Argentinos fazem vigília em frente ao hospital que Cristina fará cirurgia

Arquivo Geral

03/01/2012 13h23

 

Dezenas de militantes governistas começaram nesta terça-feira uma vigília em frente ao Hospital Austral, na periferia de Buenos Aires, onde na quarta-feira a presidente Cristina Kirchner será operada para extrair um tumor maligno da glândula tireóide.

 

Os manifestantes montaram tendas de campanha e cartazes em apoio a presidente, atualmente com 58 anos.

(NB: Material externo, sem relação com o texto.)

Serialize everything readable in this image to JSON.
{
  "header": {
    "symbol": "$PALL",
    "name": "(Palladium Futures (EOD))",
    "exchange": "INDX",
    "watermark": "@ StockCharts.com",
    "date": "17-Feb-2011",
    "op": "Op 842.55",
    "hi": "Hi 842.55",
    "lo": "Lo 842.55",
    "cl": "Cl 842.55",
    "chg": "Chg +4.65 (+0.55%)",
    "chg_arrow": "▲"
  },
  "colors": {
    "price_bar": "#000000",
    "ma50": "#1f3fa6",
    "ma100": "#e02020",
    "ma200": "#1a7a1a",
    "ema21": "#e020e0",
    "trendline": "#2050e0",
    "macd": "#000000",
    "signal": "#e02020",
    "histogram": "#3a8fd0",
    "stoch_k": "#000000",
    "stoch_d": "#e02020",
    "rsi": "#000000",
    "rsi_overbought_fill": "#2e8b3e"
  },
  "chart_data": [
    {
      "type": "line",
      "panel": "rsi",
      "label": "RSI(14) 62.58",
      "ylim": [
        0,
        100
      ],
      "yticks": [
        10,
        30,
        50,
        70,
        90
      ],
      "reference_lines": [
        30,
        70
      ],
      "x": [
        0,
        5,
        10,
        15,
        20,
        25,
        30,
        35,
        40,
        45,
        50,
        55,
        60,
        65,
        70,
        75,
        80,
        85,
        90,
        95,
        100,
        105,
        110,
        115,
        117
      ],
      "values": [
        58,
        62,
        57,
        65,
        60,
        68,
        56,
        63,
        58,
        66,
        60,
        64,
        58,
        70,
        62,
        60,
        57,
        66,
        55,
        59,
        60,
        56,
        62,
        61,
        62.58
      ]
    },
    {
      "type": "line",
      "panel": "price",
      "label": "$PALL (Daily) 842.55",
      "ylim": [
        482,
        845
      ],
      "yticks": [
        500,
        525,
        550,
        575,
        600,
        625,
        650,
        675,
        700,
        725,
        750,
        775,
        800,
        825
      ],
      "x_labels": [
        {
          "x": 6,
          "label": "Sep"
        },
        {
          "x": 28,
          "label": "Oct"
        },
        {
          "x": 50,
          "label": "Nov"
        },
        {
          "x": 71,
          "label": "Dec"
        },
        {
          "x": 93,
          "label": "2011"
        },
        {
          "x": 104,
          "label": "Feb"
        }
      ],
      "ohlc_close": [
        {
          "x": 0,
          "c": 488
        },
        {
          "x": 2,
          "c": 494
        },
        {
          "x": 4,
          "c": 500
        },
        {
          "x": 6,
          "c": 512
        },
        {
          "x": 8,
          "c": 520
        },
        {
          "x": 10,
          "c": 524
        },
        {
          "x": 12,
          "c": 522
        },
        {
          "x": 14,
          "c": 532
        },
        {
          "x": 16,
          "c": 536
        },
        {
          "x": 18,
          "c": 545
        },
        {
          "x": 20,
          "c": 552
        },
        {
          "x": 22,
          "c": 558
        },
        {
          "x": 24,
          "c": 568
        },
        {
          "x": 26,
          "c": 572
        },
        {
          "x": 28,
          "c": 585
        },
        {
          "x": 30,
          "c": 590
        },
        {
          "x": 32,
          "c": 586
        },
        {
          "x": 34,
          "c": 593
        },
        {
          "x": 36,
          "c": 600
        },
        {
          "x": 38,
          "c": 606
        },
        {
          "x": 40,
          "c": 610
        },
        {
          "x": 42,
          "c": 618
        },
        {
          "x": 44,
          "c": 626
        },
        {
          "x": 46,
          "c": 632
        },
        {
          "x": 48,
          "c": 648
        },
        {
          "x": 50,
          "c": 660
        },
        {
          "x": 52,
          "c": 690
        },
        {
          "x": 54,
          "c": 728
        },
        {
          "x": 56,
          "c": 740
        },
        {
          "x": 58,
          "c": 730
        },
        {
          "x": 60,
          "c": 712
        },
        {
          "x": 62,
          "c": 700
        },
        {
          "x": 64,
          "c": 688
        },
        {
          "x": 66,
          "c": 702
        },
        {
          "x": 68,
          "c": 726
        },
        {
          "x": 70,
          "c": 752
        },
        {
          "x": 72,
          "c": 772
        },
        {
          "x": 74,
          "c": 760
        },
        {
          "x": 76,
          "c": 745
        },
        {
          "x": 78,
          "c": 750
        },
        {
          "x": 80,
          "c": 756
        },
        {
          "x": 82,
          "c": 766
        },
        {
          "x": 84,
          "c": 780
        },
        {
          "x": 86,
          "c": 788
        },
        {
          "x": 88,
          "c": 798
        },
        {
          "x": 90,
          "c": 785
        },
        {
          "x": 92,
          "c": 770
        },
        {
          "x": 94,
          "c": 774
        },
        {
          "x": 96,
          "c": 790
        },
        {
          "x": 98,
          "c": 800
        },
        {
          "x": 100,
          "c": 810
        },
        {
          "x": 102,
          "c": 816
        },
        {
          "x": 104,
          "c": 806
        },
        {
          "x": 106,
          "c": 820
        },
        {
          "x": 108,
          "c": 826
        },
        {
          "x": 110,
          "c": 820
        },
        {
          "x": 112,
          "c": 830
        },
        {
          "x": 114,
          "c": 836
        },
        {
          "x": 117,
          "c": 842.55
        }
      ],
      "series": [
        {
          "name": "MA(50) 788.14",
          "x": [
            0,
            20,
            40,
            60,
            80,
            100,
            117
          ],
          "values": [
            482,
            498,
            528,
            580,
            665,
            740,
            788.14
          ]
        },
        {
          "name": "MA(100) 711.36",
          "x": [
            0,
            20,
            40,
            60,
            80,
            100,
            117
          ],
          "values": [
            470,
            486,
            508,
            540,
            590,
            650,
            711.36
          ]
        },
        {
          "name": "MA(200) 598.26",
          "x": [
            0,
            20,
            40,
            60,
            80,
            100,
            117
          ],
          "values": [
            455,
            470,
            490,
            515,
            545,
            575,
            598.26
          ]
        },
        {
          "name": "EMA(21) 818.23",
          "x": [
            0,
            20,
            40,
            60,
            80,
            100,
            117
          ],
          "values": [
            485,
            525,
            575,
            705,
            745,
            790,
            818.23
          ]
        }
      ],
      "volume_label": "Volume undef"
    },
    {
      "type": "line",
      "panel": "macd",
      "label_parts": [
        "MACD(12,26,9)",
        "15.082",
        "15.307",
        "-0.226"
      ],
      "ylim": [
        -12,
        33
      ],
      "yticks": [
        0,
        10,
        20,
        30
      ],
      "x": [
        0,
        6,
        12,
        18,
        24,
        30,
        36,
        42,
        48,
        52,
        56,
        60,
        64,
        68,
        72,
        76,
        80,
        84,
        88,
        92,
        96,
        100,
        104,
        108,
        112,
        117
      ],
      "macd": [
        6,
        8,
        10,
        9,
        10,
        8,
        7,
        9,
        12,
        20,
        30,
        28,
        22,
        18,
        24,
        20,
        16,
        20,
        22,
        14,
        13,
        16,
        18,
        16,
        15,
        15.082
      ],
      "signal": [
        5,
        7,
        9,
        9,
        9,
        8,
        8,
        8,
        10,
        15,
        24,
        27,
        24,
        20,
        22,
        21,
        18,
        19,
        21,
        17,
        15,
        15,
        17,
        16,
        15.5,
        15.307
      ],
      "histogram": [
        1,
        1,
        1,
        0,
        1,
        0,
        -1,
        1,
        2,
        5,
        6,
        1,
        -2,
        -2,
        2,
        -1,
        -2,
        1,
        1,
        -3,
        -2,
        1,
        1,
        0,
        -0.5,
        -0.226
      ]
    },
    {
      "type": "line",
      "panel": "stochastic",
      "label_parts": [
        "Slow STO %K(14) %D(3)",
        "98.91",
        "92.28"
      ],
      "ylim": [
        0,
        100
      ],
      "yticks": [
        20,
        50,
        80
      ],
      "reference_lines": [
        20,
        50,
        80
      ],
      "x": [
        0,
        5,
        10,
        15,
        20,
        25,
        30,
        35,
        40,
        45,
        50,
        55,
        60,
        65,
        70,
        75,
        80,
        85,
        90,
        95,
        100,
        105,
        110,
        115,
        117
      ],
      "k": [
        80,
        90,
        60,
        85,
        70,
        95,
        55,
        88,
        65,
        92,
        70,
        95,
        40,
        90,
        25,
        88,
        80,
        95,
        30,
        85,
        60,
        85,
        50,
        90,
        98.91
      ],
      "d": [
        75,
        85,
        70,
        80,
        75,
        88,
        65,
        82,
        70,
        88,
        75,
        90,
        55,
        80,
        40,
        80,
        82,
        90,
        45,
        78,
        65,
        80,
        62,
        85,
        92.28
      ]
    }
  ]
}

A partir desta quarta-feira, Cristina entra em licença por 20 dias, até 24 de janeiro, período em que a chefia do Estado ficará nas mãos do vice-presidente, Amado Boudou.

 

“Já somos 70 e com o passar das horas seremos muitos mais”, declarou uma militante do Movimento Eva Perón às portas do Hospital Austral, um dos mais modernos da Argentina, que fica na área da universidade homônima na cidade de Pilar, a 60 quilômetros de Buenos Aires.

 

Cristina receberá nesta terça-feira Boudou e outros altos cargos do Governo na residência presidencial de Olivos, na periferia da capital argentina, antes de internar-se na instituição para fazer os últimos exames preparatórios à cirurgia, indicaram fontes oficiais.

 

Nesta terça-feira começou uma campanha da juventude do Partido Justicialista (peronista), do governo, para que a população doe sangue em hospitais públicos em demonstração de solidariedade e apoio a chefe do Estado.

 

“Esta campanha foi uma ideia dos mais jovens como uma forma positiva e solidária de canalizar todo o apoio que queremos oferecer a Cristina neste momento tão especial que está passando”, explicou Lorenzo Beccaria, um dos organizadores desta iniciativa, em comunicado à imprensa divulgado no domingo.

 

A campanha foi organizada pela Juventude Peronista e La Cámpora, braço juvenil liderado por Máximo Kirchner, filho mais velho de Cristina, com o lema “a solidariedade é a ternura dos povos”.

 

Os médicos coincidem em que Cristina sofre de um dos tipos de câncer com melhores previsões de cura, por isso que poderá recuperar-se plenamente e levar uma vida normal depois de submeter-se à operação, que estará a cargo de Pedro Saco, um dos maiores especialistas do país.